Я мог на этот вопрос ответить, но промолчал. Мне интересно было, что дальше скажет Фарбер.
— Вот пройдет сколько-то там лет — десять, двадцать, тридцать, сто, — и придут сюда, на это место, где мы сейчас с вами сидим, люди. Школьники, пионеры, экскурсанты. А с ними экскурсовод. Что он им расскажет? Что они увидят? Что поймут?
— Что увидят, пока трудно сказать. — Я вспомнил свое первое посещение Мамаева кургана. — А расскажут, очевидно, о боях, о героизме, о стойкости сталинградцев…
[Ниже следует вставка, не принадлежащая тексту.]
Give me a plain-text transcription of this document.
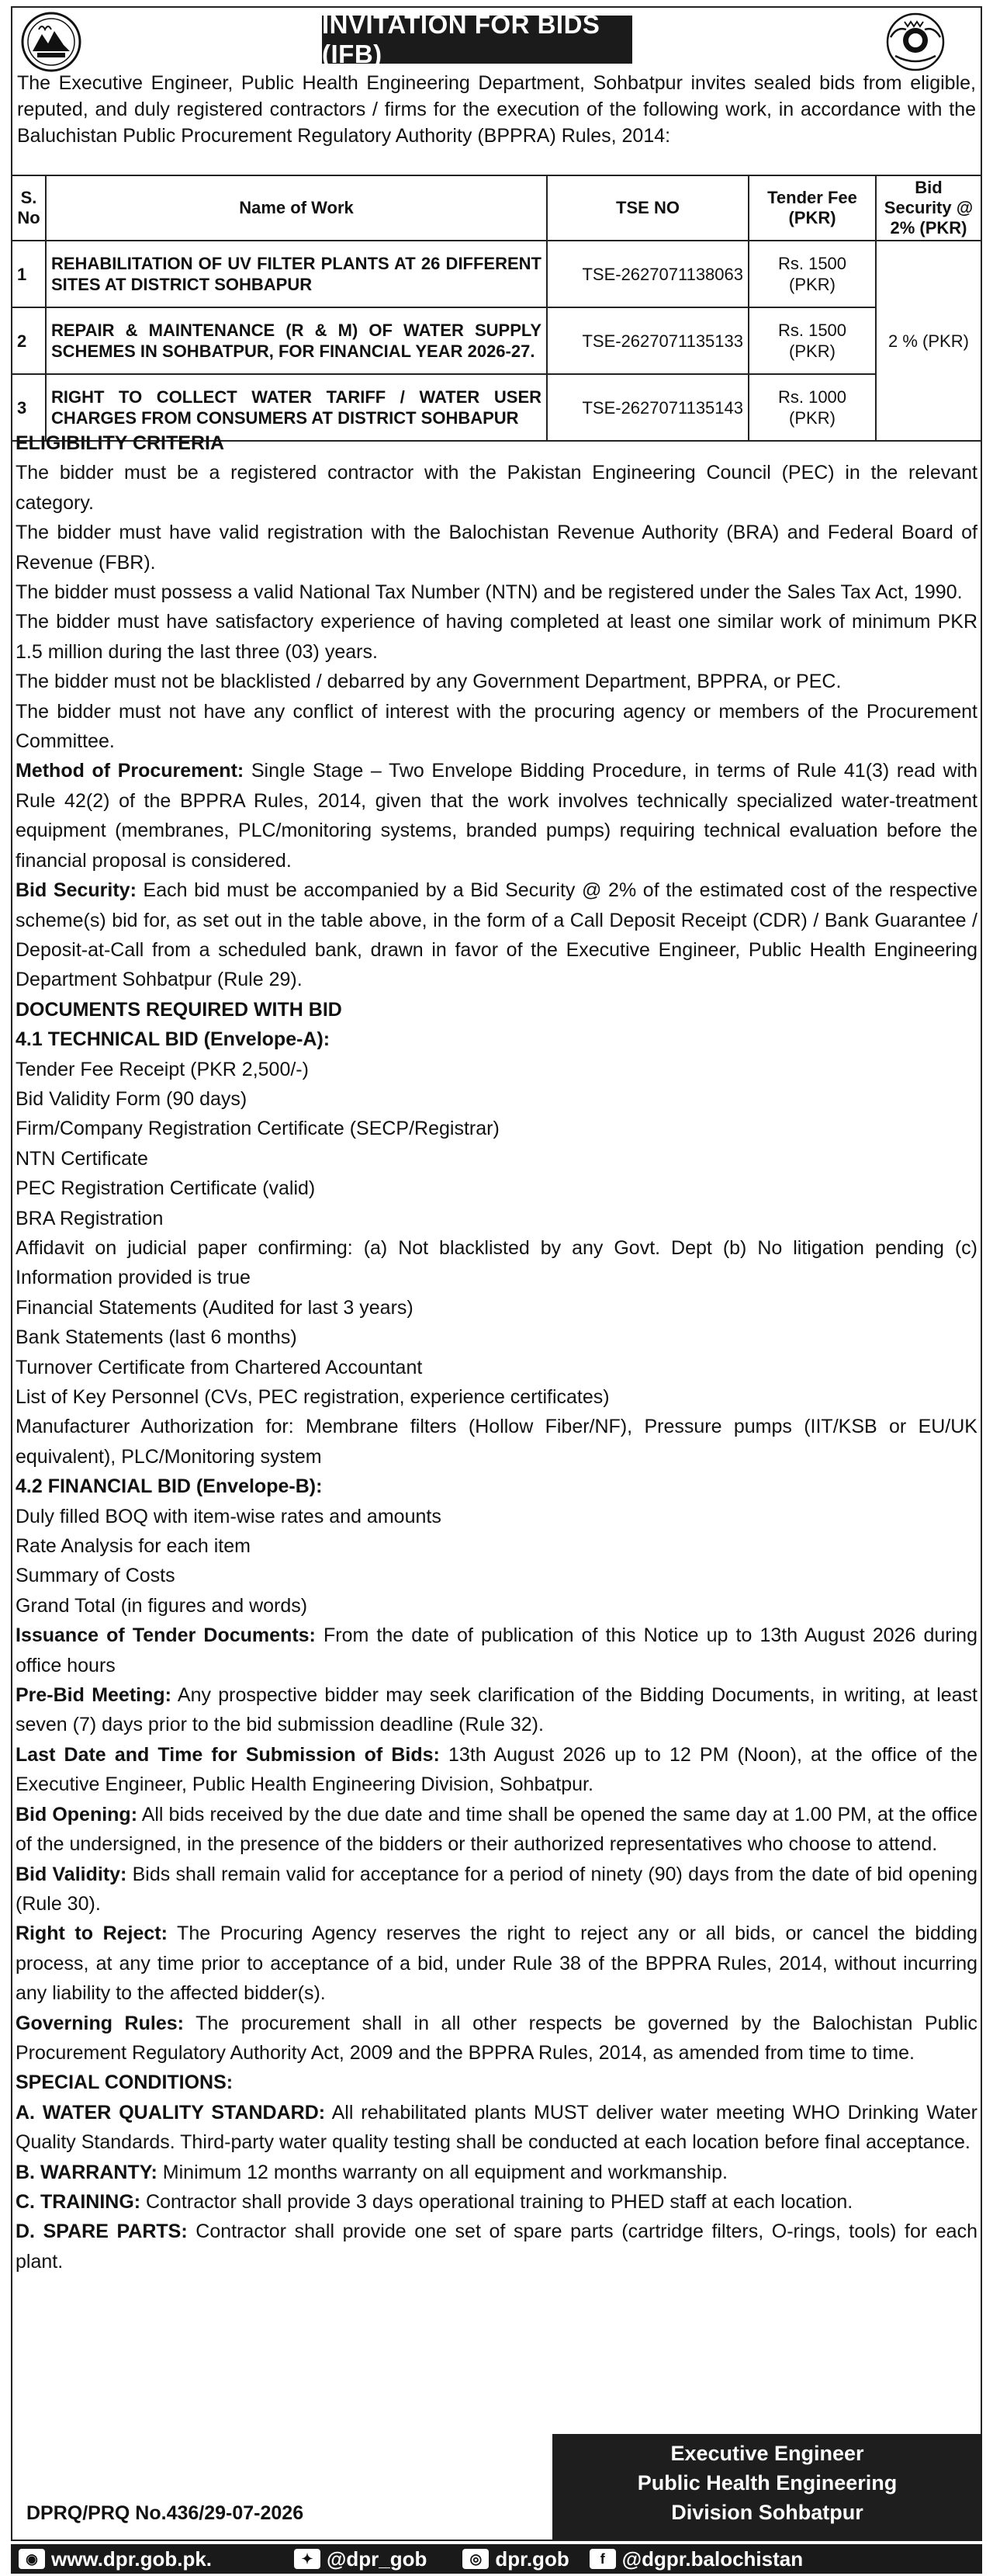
INVITATION FOR BIDS (IFB)

The Executive Engineer, Public Health Engineering Department, Sohbatpur invites sealed bids from eligible, reputed, and duly registered contractors / firms for the execution of the following work, in accordance with the Baluchistan Public Procurement Regulatory Authority (BPPRA) Rules, 2014:

S. No	Name of Work	TSE NO	Tender Fee (PKR)	Bid Security @ 2% (PKR)
1	REHABILITATION OF UV FILTER PLANTS AT 26 DIFFERENT SITES AT DISTRICT SOHBAPUR	TSE-2627071138063	Rs. 1500 (PKR)	2 % (PKR)
2	REPAIR & MAINTENANCE (R & M) OF WATER SUPPLY SCHEMES IN SOHBATPUR, FOR FINANCIAL YEAR 2026-27.	TSE-2627071135133	Rs. 1500 (PKR)	
3	RIGHT TO COLLECT WATER TARIFF / WATER USER CHARGES FROM CONSUMERS AT DISTRICT SOHBAPUR	TSE-2627071135143	Rs. 1000 (PKR)	

ELIGIBILITY CRITERIA

The bidder must be a registered contractor with the Pakistan Engineering Council (PEC) in the relevant category.

The bidder must have valid registration with the Balochistan Revenue Authority (BRA) and Federal Board of Revenue (FBR).

The bidder must possess a valid National Tax Number (NTN) and be registered under the Sales Tax Act, 1990.

The bidder must have satisfactory experience of having completed at least one similar work of minimum PKR 1.5 million during the last three (03) years.

The bidder must not be blacklisted / debarred by any Government Department, BPPRA, or PEC.

The bidder must not have any conflict of interest with the procuring agency or members of the Procurement Committee.

Method of Procurement: Single Stage – Two Envelope Bidding Procedure, in terms of Rule 41(3) read with Rule 42(2) of the BPPRA Rules, 2014, given that the work involves technically specialized water-treatment equipment (membranes, PLC/monitoring systems, branded pumps) requiring technical evaluation before the financial proposal is considered.

Bid Security: Each bid must be accompanied by a Bid Security @ 2% of the estimated cost of the respective scheme(s) bid for, as set out in the table above, in the form of a Call Deposit Receipt (CDR) / Bank Guarantee / Deposit-at-Call from a scheduled bank, drawn in favor of the Executive Engineer, Public Health Engineering Department Sohbatpur (Rule 29).

DOCUMENTS REQUIRED WITH BID

4.1 TECHNICAL BID (Envelope-A):

Tender Fee Receipt (PKR 2,500/-)

Bid Validity Form (90 days)

Firm/Company Registration Certificate (SECP/Registrar)

NTN Certificate

PEC Registration Certificate (valid)

BRA Registration

Affidavit on judicial paper confirming: (a) Not blacklisted by any Govt. Dept (b) No litigation pending (c) Information provided is true

Financial Statements (Audited for last 3 years)

Bank Statements (last 6 months)

Turnover Certificate from Chartered Accountant

List of Key Personnel (CVs, PEC registration, experience certificates)

Manufacturer Authorization for: Membrane filters (Hollow Fiber/NF), Pressure pumps (IIT/KSB or EU/UK equivalent), PLC/Monitoring system

4.2 FINANCIAL BID (Envelope-B):

Duly filled BOQ with item-wise rates and amounts

Rate Analysis for each item

Summary of Costs

Grand Total (in figures and words)

Issuance of Tender Documents: From the date of publication of this Notice up to 13th August 2026 during office hours

Pre-Bid Meeting: Any prospective bidder may seek clarification of the Bidding Documents, in writing, at least seven (7) days prior to the bid submission deadline (Rule 32).

Last Date and Time for Submission of Bids: 13th August 2026 up to 12 PM (Noon), at the office of the Executive Engineer, Public Health Engineering Division, Sohbatpur.

Bid Opening: All bids received by the due date and time shall be opened the same day at 1.00 PM, at the office of the undersigned, in the presence of the bidders or their authorized representatives who choose to attend.

Bid Validity: Bids shall remain valid for acceptance for a period of ninety (90) days from the date of bid opening (Rule 30).

Right to Reject: The Procuring Agency reserves the right to reject any or all bids, or cancel the bidding process, at any time prior to acceptance of a bid, under Rule 38 of the BPPRA Rules, 2014, without incurring any liability to the affected bidder(s).

Governing Rules: The procurement shall in all other respects be governed by the Balochistan Public Procurement Regulatory Authority Act, 2009 and the BPPRA Rules, 2014, as amended from time to time.

SPECIAL CONDITIONS:

A. WATER QUALITY STANDARD: All rehabilitated plants MUST deliver water meeting WHO Drinking Water Quality Standards. Third-party water quality testing shall be conducted at each location before final acceptance.

B. WARRANTY: Minimum 12 months warranty on all equipment and workmanship.

C. TRAINING: Contractor shall provide 3 days operational training to PHED staff at each location.

D. SPARE PARTS: Contractor shall provide one set of spare parts (cartridge filters, O-rings, tools) for each plant.

Executive Engineer
Public Health Engineering
Division Sohbatpur
DPRQ/PRQ No.436/29-07-2026
◉ www.dpr.gob.pk.	✦ @dpr_gob	◎ dpr.gob	f @dgpr.balochistan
— Слова, слова, слова… Все это не то… Я знаю, как надо рассказать. Оставить все, как есть, — окопы, блиндажи, землянки. Чтоб пришли люди и увидели — вот как они воевали. Сидели в этих норках, отбивались в этих неполного профиля с трехлинейкой в руках, ворчали, ругались, курили одну цигарку на троих, ползали в грязи на брюхе, спали под любой бомбежкой, а в результате, если верить вам, победили. — Он старательно и очень аккуратно разорвал надвое листок отрывного календаря, на котором лежал сахар, и протянул одну половину мне. — А в общем-то, друг Горацио, рано еще об этом говорить. Давайте закурим…
— Вы поклонник Шекспира, — сказал я.
Фарбер улыбнулся, второй раз за все это время.
— Скажу по секрету: в свое время я держал экзамен в театральную студию и с треском провалился. А Шекспира действительно люблю… — Он посмотрел на часы. — Ого! Скоро уже и подъем. Не вздремнуть ли нам? Боюсь, что фрицы завтра попытаются возместить свое сегодняшнее молчание.
Я тоже посмотрел на часы. Было без четверти семь. Разумнее всего было бы, конечно, пользуясь последним темным часом, отправиться к себе на берег или хотя бы к Беньяшу, но я почувствовал вдруг такую усталость — после всего дня, минного поля, ночного разговора, — что о столь долгом путешествии и думать не хотелось.